Interoperability: Government officials make plans for 2016

When it comes to secure health information exchange, all eyes are on 2016. At an event Tuesday hosted by the Bipartisan Policy Committee, government officials spoke of their interoperability plans for the coming year.

The Office of the National Coordinator for Health IT is focusing on "near-term challenges," National Coordinator Karen DeSalvo said during the event.

Those include making data readily available and usable for patients, making electronic health record systems less clunky and more standardized, and ensuring the market is more transparent.

"The future is closer than we all think due to not only the changes at the technology level, but at the policy systems level as well," DeSalvo said.

Two plans the ONC has in place for 2016, according to DeSalvo, include:

  • Creating information highways that connect across state lines. She said the agency wants to ensure health information exchanges, as well as private sector exchanges, can connect across the country within a year.  
  • The agency also is planning on hosting application challenges to entice developers and providers to come up with apps that will give patients access to their data. In addition, ONC plans to create a prototype app store where industry professionals can go if, for example, they want a better user interface for their system or a better way to access immunization records.

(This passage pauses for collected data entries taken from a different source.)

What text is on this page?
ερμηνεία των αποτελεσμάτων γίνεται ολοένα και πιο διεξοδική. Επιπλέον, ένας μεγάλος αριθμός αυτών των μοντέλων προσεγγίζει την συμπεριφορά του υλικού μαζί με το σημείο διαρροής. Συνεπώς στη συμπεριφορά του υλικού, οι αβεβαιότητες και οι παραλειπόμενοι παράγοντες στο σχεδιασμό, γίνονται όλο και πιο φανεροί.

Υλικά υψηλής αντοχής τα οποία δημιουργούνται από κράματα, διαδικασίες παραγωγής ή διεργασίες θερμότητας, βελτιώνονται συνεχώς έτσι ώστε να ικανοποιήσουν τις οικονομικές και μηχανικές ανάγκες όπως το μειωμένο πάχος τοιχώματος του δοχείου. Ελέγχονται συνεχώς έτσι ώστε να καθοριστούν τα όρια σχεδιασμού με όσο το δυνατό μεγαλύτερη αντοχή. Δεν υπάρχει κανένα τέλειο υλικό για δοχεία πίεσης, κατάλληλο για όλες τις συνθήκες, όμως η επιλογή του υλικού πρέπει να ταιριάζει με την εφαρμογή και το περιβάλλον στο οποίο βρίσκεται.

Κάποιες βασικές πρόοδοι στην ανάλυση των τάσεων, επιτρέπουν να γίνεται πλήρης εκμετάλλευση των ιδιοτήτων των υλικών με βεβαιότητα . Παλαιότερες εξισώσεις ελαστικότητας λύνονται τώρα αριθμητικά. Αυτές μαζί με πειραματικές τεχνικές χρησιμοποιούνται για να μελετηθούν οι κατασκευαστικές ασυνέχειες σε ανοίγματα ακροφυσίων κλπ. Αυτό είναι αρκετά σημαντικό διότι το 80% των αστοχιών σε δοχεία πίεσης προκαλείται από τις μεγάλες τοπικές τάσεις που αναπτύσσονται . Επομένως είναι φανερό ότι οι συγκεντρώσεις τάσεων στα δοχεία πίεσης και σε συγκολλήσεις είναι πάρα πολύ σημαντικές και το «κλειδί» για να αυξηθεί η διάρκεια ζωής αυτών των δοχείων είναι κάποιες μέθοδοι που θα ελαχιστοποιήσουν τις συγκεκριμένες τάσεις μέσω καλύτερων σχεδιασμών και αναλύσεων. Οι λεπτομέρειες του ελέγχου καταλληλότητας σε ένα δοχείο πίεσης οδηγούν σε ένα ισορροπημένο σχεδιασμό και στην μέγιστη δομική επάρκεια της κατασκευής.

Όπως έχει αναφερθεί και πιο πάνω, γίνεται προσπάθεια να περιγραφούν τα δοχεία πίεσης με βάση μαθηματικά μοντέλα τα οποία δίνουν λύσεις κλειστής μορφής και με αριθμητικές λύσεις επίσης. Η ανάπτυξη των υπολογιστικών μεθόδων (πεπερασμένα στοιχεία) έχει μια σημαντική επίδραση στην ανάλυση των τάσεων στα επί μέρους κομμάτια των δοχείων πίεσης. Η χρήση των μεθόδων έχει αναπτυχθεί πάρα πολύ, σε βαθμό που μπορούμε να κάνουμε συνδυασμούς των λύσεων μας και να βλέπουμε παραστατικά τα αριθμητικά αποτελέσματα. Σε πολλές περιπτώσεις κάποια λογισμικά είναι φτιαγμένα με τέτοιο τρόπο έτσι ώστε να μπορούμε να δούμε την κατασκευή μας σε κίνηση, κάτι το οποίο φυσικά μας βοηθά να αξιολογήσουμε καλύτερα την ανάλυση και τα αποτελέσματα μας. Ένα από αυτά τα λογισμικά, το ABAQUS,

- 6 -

Sens. Bill Cassidy (R-La.) and Sheldon Whitehouse (D-R.I.) also spoke at the BPC event, highlighting their new bill the Transparent Ratings on Usability and Security to Transform Information Technology (TRUST IT) Act of 2015. That legislation would require the ONC to set up a rating system and publish results on its website of product performance in three areas: security, usability and interoperability.

Cassidy also spoke about the need for standards when it comes to system interfaces. He said a doctor he knows works at six different facilities providing neuroglial care and must learn and work with six different electronic health record systems.

"She has six different interfaces by which she has to work with--her productivity is just driven south," he said. "Why? She should have the same interface no matter. This legislation and [ONC's] efforts will begin to make that a reality."